Anne Herzel wurde 1992 im mittelfränkischen Dinkelsbühl geboren. Heute lebt sie mit ihrer Frau Lena in Leipzig. Schon während ihrer Jugend hat sie sich intensiv mit dem Schreiben beschäftigt, dies jedoch erst mit ihrem Journalismus-Studium wieder aufgegriffen. Die Idee zur Reihe 'Die göttlichen Artefakte' entwickelte sie aus dem Antrieb heraus, Sichtbarkeit für Menschen aus der queeren Community zu schaffen.
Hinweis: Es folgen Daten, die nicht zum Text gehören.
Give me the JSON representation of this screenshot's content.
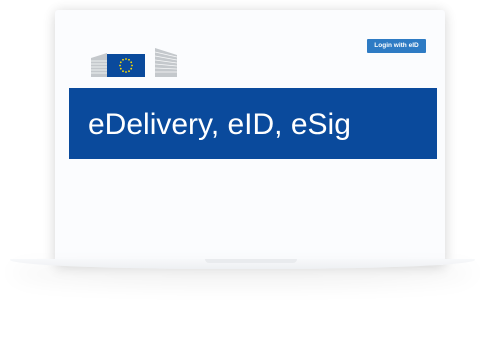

Insbesondere auf Twitch ist sie, gemeinsam mit ihrer Ehefrau, teil einer aktiven Gemeinschaft, die sich für LGBTQIA+ und marginalisierte Menschen im Allgemeinen einsetzt.

Anne Herzel wurde 1992 im mittelfränkischen Dinkelsbühl geboren. Heute lebt sie mit ihrer Frau Lena in Leipzig. Schon während ihrer Jugend hat sie sich intensiv mit dem Schreiben beschäftigt, dies jedoch erst mit ihrem Journalismus-Studium wieder aufgegriffen. Die Idee zur Reihe "Die göttlichen Artefakte" entwickelte sie aus dem Antrieb heraus, Sichtbarkeit für Menschen aus der queeren Community zu schaffen. Insbesondere auf Twitch ist sie, gemeinsam mit ihrer Ehefrau, teil einer aktiven Gemeinschaft, die sich für LGBTQIA+ und marginalisierte Menschen im Allgemeinen einsetzt.

Kapitel 1


Minuten zuvor knarrte das Schiff unheilvoll. Wie das verlorene Spielzeug eines Kindes wurde es vom tosenden Sturm umhergeworfen, allein den stürmischen Wellen ausgeliefert, die unbarmherzig gegen den hölzernen Rumpf schlugen. Vanelle beobachtete ihn: Varrick, wie er dann und wann prüfend durch das kleine Sichtfenster in ihren Raum hineinblickte. Sie wusste, dass er ihre einzige Chance in die Freiheit bei sich trug – in Gestalt eines Schlüssels, festgemacht an seiner Taille. Vanelle hatte einen sehr einfachen Plan: Sie würde ein Beiboot finden und fliehen, andernfalls säße sie schon morgen im Anwesen ihrer Familie, gedrängt in eine Rolle, die längst nicht mehr zu ihr passte.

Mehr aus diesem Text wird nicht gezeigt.